Donc cette restauration de nos pratiques culturelles, à travers chants, danses, contes, panégyriques…a davantage galvanisé, impliqué les communautés à comprendre que, au-delà des questions alimentaires, il y a l’épanouissement, il y a les hormones que le bienêtre génère. Par rapport à ces aspects il faut davantage attirer les communautés autour des activités.

Aussi, l’animation des espaces communautaires a créé en quelque sorte au sein des villages un dialogue entre la jeune génération et la nouvelle génération. Parce que les gens qui avaient des savoir-faire en termes de chant et de danse viennent les enseigner aux enfants, cela crée un espace ludique de réjouissance. Cela également a été un impact positif.

A-t-on aujourd’hui une idée du nombre d’enfants impacté ?

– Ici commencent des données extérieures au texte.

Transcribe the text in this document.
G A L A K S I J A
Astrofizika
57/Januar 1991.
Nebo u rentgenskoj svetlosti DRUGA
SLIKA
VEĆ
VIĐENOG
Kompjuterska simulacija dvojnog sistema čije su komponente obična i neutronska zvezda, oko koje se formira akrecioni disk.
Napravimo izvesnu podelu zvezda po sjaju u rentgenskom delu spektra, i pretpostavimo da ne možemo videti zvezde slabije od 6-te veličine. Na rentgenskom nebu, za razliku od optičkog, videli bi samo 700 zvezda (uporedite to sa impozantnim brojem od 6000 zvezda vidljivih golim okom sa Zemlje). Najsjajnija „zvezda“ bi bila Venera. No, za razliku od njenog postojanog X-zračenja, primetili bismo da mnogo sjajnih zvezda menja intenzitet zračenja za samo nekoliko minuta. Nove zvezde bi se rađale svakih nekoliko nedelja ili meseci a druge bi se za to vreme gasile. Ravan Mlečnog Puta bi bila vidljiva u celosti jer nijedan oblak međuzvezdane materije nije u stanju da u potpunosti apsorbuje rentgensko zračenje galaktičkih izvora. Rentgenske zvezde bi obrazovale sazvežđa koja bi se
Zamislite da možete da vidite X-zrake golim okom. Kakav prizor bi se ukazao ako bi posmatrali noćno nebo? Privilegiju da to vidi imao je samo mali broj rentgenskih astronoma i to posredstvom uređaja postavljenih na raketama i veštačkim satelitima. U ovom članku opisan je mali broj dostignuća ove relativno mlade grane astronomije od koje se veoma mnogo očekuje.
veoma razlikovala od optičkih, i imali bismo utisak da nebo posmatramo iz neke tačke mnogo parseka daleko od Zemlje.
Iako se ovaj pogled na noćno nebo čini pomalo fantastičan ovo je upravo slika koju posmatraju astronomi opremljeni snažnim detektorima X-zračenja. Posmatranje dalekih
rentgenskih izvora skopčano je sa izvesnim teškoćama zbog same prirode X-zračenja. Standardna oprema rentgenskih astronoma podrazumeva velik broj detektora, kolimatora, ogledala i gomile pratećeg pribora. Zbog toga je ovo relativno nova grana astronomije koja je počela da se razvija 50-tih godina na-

En ce qui concerne Materi nous avons 8000 enfants qui sont impactés. A Cobly nous avons plus de 10 000 enfants qui sont impactés. Chaque animateur a en charge au moins mille enfants, or nous avons 10 animateurs à Cobly et 8 à Materi.

Quand on parle de malnutrition, c’est une alimentation déséquilibrée qui l’induit progressivement. Au niveau communautaire il y a des femmes qui savent concevoir ce qu’on appelle ‘’farine enrichie’’ pour permettre la prise en charge des enfants malnutris. Nous avons également la promotion des jardins de case. Quand vous arrivez au nord aujourd’hui nous sommes à 16° voire 17° donc c’est la sécheresse, il n’y a plus d’eau. Nous encourageons la pratique des jardins de case, qu’on ait un endroit dans la famille où on a des feuilles vertes pour pouvoir faire un repas avec.

Nous avons la promotion du petit élevage. Dans le nord on fait beaucoup plus de la production, de l’élevage mais rarement nous les utilisons pour la consommation. C’est beaucoup plus pour la vente. Les sensibilisations sont également focalisées sur le fait qu’il faut également bien nourrir, bien nourrir l’enfant vous amène à épargner.

Sinon quand vous refusez de bien le nourrir, quand il sera malade vous serez obligé de l’envoyer aux soins intensifs, au lieu donc d’attendre la maladie, on encourage les familles à anticiper, à avoir les actions de prévention afin de permettre le mieux-être des enfants dans leurs communautés.

Comment se passent les démonstrations culinaires ?

Les démonstrations culinaires sont des occasions d’apprentissage sur les itinéraires technologiques de cuissons de mets. Par exemple, si nous voulons préparer un repas qu’on appelle ‘’waché’’, on a déjà une conception classique qui consiste à mettre le haricot sur le feu, passer à ébullition, mettre de la potasse pour que ça puisse vite cuire, etc. L’usage par exemple de la potasse dans le haricot conduit forcément à détruire les oligoéléments qui sont à l’intérieur ; ainsi, cela ne sera plus utile à la consommation.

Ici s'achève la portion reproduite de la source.